Compassion House

Offering critical support to pregnant and parenting teens


By Kara Isham | Photos courtesy of Compassion House

We all have times when we need someone to listen, someone to help support us when our lives have gone off track. That is the purpose of Compassion House – to provide compassionate support for pregnant and parenting teens on their journey toward independence. 


Located in Springdale, Compassion House has been helping pregnant and parenting teens for the past 30 years. The nonprofit serves young mothers ages 19 or under, with an average client age of 15, and is the only shelter of its kind in Arkansas. And, even though teen birth rates have declined slightly in the past few years, Arkansas still has the highest number of teen pregnancies in the nation.


Rachel Cox, executive director at Compassion House, says the organization began as an emergency shelter for pregnant teens and teen mothers, but has undergone a lot of change over the years. Rather than simply meeting the minimal needs of shelter, i.e., food and safety, Compassion House now offers programs to help its residents reach independence, including skill-based classes related to life, parenting, literacy and vocation.



Compassion House staff members develop a specific case plan for each mother based on her individual needs so that she can complete her education goals and plan for the future. The program is designed to help develop and support young mothers on their journey to becoming productive parents and contributors to the community – all in hope of helping break the cycle of poverty, abuse and neglect that many teen mothers experience. 


“Our goal is to work with each of these women until they are self-sufficient,” says Cox. 

One of the main needs of the organization is a donation. It takes nearly $20,000 a month to provide all the services to teen mothers living at the house. Currently, the nonprofit can only house 10 mothers at a time, so they are working on future development plans for expansion and growth. 


Compassion House also keeps a “current needs” list on its website and social media pages for those who want to donate useful items. As with many nonprofits, events and fundraisers are critical for meeting budget needs. With the COVID-19 pandemic canceling most large events last year, the organization is looking forward to two upcoming outdoor fundraisers. 

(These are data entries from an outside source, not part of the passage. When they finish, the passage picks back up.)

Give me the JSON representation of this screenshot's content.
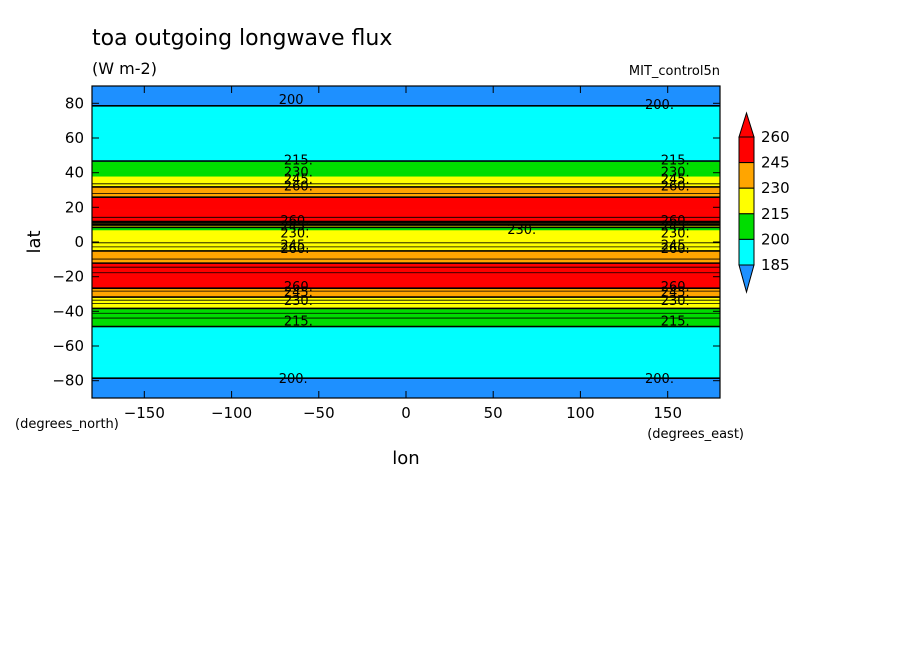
{
  "chart_data": {
    "type": "heatmap",
    "title": "toa outgoing longwave flux",
    "units": "(W m-2)",
    "dataset": "MIT_control5n",
    "xlabel": "lon",
    "ylabel": "lat",
    "xunit_label": "(degrees_east)",
    "yunit_label": "(degrees_north)",
    "xlim": [
      -180,
      180
    ],
    "ylim": [
      -90,
      90
    ],
    "xticks": [
      -150,
      -100,
      -50,
      0,
      50,
      100,
      150
    ],
    "yticks": [
      -80,
      -60,
      -40,
      -20,
      0,
      20,
      40,
      60,
      80
    ],
    "xtick_labels": [
      "−150",
      "−100",
      "−50",
      "0",
      "50",
      "100",
      "150"
    ],
    "ytick_labels": [
      "−80",
      "−60",
      "−40",
      "−20",
      "0",
      "20",
      "40",
      "60",
      "80"
    ],
    "colorbar": {
      "levels": [
        185,
        200,
        215,
        230,
        245,
        260
      ],
      "labels": [
        "185",
        "200",
        "215",
        "230",
        "245",
        "260"
      ],
      "colors": [
        "#1e90ff",
        "#00ffff",
        "#00dd00",
        "#ffff00",
        "#ffa500",
        "#ff0000"
      ],
      "extend": "both"
    },
    "zonal_profile": {
      "lat": [
        -90,
        -85,
        -80,
        -75,
        -60,
        -50,
        -45,
        -35,
        -30,
        -26,
        -15,
        0,
        3,
        6,
        8,
        12,
        15,
        25,
        30,
        35,
        45,
        55,
        75,
        80,
        85,
        90
      ],
      "value": [
        188,
        192,
        198,
        205,
        210,
        214,
        218,
        236,
        250,
        262,
        266,
        234,
        236,
        234,
        226,
        262,
        266,
        262,
        250,
        236,
        216,
        210,
        205,
        198,
        192,
        188
      ]
    },
    "contour_labels": [
      {
        "text": "200",
        "lon": -73,
        "lat": 82
      },
      {
        "text": "200.",
        "lon": 137,
        "lat": 79
      },
      {
        "text": "215.",
        "lon": -70,
        "lat": 47
      },
      {
        "text": "215.",
        "lon": 146,
        "lat": 47
      },
      {
        "text": "230.",
        "lon": -70,
        "lat": 40
      },
      {
        "text": "230.",
        "lon": 146,
        "lat": 40
      },
      {
        "text": "245.",
        "lon": -70,
        "lat": 36
      },
      {
        "text": "245.",
        "lon": 146,
        "lat": 36
      },
      {
        "text": "260.",
        "lon": -70,
        "lat": 32
      },
      {
        "text": "260.",
        "lon": 146,
        "lat": 32
      },
      {
        "text": "260.",
        "lon": -72,
        "lat": 12
      },
      {
        "text": "260.",
        "lon": 146,
        "lat": 12
      },
      {
        "text": "245.",
        "lon": -72,
        "lat": 9
      },
      {
        "text": "245.",
        "lon": 146,
        "lat": 9
      },
      {
        "text": "230.",
        "lon": -72,
        "lat": 5
      },
      {
        "text": "230.",
        "lon": 146,
        "lat": 5
      },
      {
        "text": "230.",
        "lon": 58,
        "lat": 7
      },
      {
        "text": "245.",
        "lon": -72,
        "lat": -2
      },
      {
        "text": "245.",
        "lon": 146,
        "lat": -2
      },
      {
        "text": "260.",
        "lon": -72,
        "lat": -4
      },
      {
        "text": "260.",
        "lon": 146,
        "lat": -4
      },
      {
        "text": "260.",
        "lon": -70,
        "lat": -26
      },
      {
        "text": "260.",
        "lon": 146,
        "lat": -26
      },
      {
        "text": "245.",
        "lon": -70,
        "lat": -29
      },
      {
        "text": "245.",
        "lon": 146,
        "lat": -29
      },
      {
        "text": "230.",
        "lon": -70,
        "lat": -34
      },
      {
        "text": "230.",
        "lon": 146,
        "lat": -34
      },
      {
        "text": "215.",
        "lon": -70,
        "lat": -46
      },
      {
        "text": "215.",
        "lon": 146,
        "lat": -46
      },
      {
        "text": "200.",
        "lon": -73,
        "lat": -79
      },
      {
        "text": "200.",
        "lon": 137,
        "lat": -79
      }
    ]
  }
}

Participants at the nonprofit's annual Tour de Tacos cycling event

Compassion House clients

enjoy a day at the zoo.

On June 5, Compassion House will host its annual Tour de BBQ cycling event. Taking place on the Razorback Greenway, with start-and-stop points at Lewis & Clark Outfitters in Rogers, this unique event features barbecue pit pop-ups along its route. Six local restaurants will provide a variety of fare to cyclists, who will have the choice of riding a 50-, 30- or 7-mile route. For health and safety precautions, all cyclists will have staggered start times. 


The nonprofit will host another cycling event, the second annual Tour de Tacos, on Sept. 11. With a similar concept as Tour de BBQ, but with taco rest stops, this event will offer cyclists a choice of riding 62, 30 or 7 miles. Organizers hope to have 300 to 400 riders for the Tour de BBQ and more than 500 riders for the Tour de Tacos.


“It’s exciting to celebrate a community that believes in being active and healthy, and to be able to use the infrastructure available in Northwest Arkansas, like the Greenway,” says Cox. The events also align with Compassion House’s mission to teach young mothers and children the importance of health and wellness. Many of the nonprofit’s residents plan to participate in the two cycling events, either as volunteers or riders. 


Compassion House always needs volunteers to help with its events and indirect services such as administration, transportation, facility and grounds support (the house has its own garden to provide residents fresh food). Cox adds that another volunteer need is for mentors: folks who can walk alongside the young mothers during their time at Compassion House as well as after they leave the program. “We always need women in different seasons of their lives who will give back with their time,” she says.


Cox has seen a lot of development and changes during her time as executive director. “The most exciting thing for me being at Compassion House, in the last two years alone, has been seeing so much growth and excitement [and] what is possible for programming,” she says. “Just being a shelter is no longer enough. We have the opportunity to give back to teen moms and let them know they have a purpose. Our team is in place working day in and day out to show these young women that the possibilities for their lives are endless.”